I don’t wish to overstate the case against algorithms, or rather the case for accountable algorithms. Algorithms aren’t the only or the biggest problem we face as a society. They are simply the most recent set of tools for power. Power is old, after all. Powerful institutions and individuals have had tools before and they’ll have them again in the future, even if algorithms are held accountable and appealable by then. But, as a mathematician, it appalls me that these particular tools are being wielded as mathematical weapons.
Neither am I the arbiter of truth. I’m not saying what the embedded ethics of a given algorithm should be. But neither are you, nor should a lone Facebook engineer, unschooled in ethics, decide how the difference between information and propaganda is understood, and how data is therefore disseminated to the rest of us. Personally, I don’t know what a “qualified” candidate is in a given situation, but I know that the historical process of hiring people should probably be given a second look. And that means by a group of people who take the job seriously.

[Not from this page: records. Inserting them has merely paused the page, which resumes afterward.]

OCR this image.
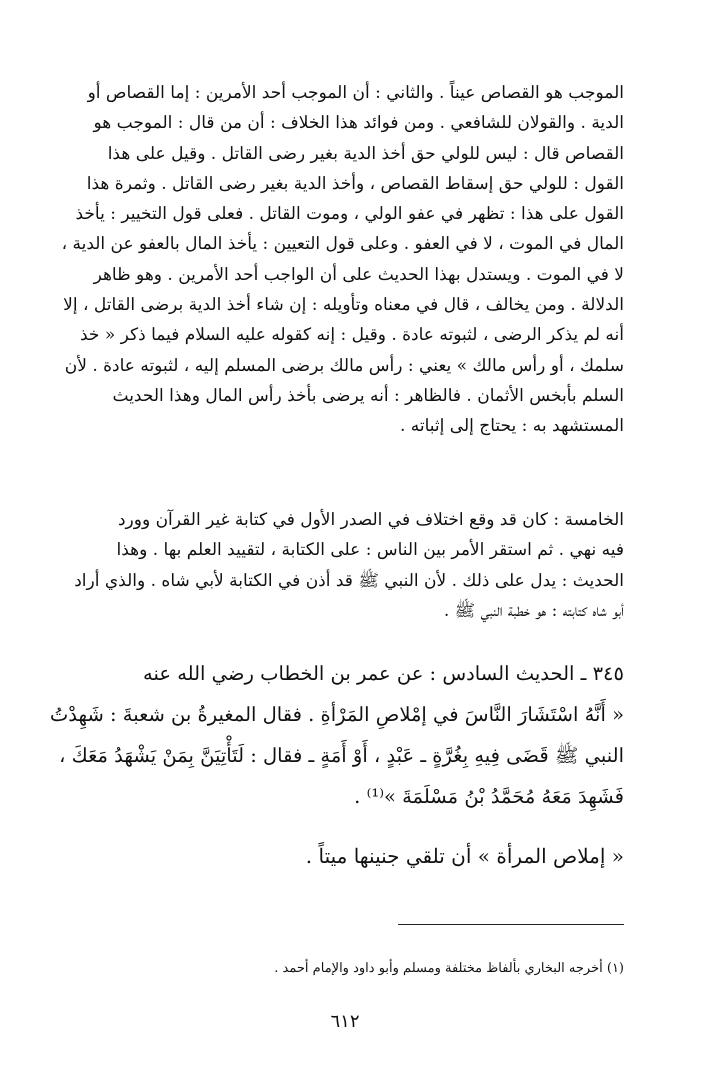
الموجب هو القصاص عيناً . والثاني : أن الموجب أحد الأمرين : إما القصاص أو
الدية . والقولان للشافعي . ومن فوائد هذا الخلاف : أن من قال : الموجب هو
القصاص قال : ليس للولي حق أخذ الدية بغير رضى القاتل . وقيل على هذا
القول : للولي حق إسقاط القصاص ، وأخذ الدية بغير رضى القاتل . وثمرة هذا
القول على هذا : تظهر في عفو الولي ، وموت القاتل . فعلى قول التخيير : يأخذ
المال في الموت ، لا في العفو . وعلى قول التعيين : يأخذ المال بالعفو عن الدية ،
لا في الموت . ويستدل بهذا الحديث على أن الواجب أحد الأمرين . وهو ظاهر
الدلالة . ومن يخالف ، قال في معناه وتأويله : إن شاء أخذ الدية برضى القاتل ، إلا
أنه لم يذكر الرضى ، لثبوته عادة . وقيل : إنه كقوله عليه السلام فيما ذكر « خذ
سلمك ، أو رأس مالك » يعني : رأس مالك برضى المسلم إليه ، لثبوته عادة . لأن
السلم بأبخس الأثمان . فالظاهر : أنه يرضى بأخذ رأس المال وهذا الحديث
المستشهد به : يحتاج إلى إثباته .
الخامسة : كان قد وقع اختلاف في الصدر الأول في كتابة غير القرآن وورد
فيه نهي . ثم استقر الأمر بين الناس : على الكتابة ، لتقييد العلم بها . وهذا
الحديث : يدل على ذلك . لأن النبي ﷺ قد أذن في الكتابة لأبي شاه . والذي أراد
أبو شاه كتابته : هو خطبة النبي ﷺ .
٣٤٥ ـ الحديث السادس : عن عمر بن الخطاب رضي الله عنه
« أَنَّهُ اسْتَشَارَ النَّاسَ في إمْلاصِ المَرْأةِ . فقال المغيرةُ بن شعبةَ : شَهِدْتُ
النبي ﷺ قَضَى فِيهِ بِغُرَّةٍ ـ عَبْدٍ ، أَوْ أَمَةٍ ـ فقال : لَتَأْتِيَنَّ بِمَنْ يَشْهَدُ مَعَكَ ،
فَشَهِدَ مَعَهُ مُحَمَّدُ بْنُ مَسْلَمَةَ »⁽¹⁾ .
« إملاص المرأة » أن تلقي جنينها ميتاً .
(١) أخرجه البخاري بألفاظ مختلفة ومسلم وأبو داود والإمام أحمد .
٦١٢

Here’s an important first step: let’s separate conversations around rules and morals from conversations around the technology of algorithms or AI. The first type of conversation is one that can include everyone, and the second is a technical discussion that should be informed by the first. If we left it to Silicon Valley technologists to decide on the new rules, we could end up with a machine deciding who gets organs based on the expected value of a human being to society, which in turn could be determined by who makes the most money on the stock market.
Next, let’s hold algorithms accountable. That means, if we decide an algorithm has the potential to act unethically or illegally, we monitor it from the get-go and resolve the problem if necessary. The tools to do this exist, although they’re not refined.
The biggest pushback I expect to get from this idea is that it’s expensive. That’s true. It’s expensive in that it simply costs money to add layers to an already complex process, and ongoing monitoring and fiddling with algorithms is definitely one or maybe multiple layers. Moreover, and more importantly, it’s expensive because on any reasonable definition it will generally cut down on profit to be nondiscriminatory. If you don’t know what I mean, check out this recent paper written by Moritz Hardt from Google and others, which examines the “cost of fairness” when you optimize to profit with a fairness constraint, under multiple definitions of fairness. They even have an section, starting on page 16, that works out the case of a FICO-type credit score optimized with various choices of fairness constraints, and they measure how much each one eats into profit as a function of the error tradeoff we mentioned earlier.
No one company will likely take on this challenge unless they need to, because none of them want to incur the real expense that ethical constraints must bring. A first mover in this space will be at a competitive disadvantage. That’s why we need rules, or laws, around algorithmic fairness, especially when they directly threaten profit margins. If everyone has to abide by the same standards, then the industry as a whole will be fair, and the profit will be distributed based on other competitive advantages like customer service or ease of use, as we want.
I don’t see a way forward in this space without a place for standards that amount to anti-discrimination and fairness laws. In fact, I encourage tech companies to come up with reasonable laws before government comes up with unreasonable ones.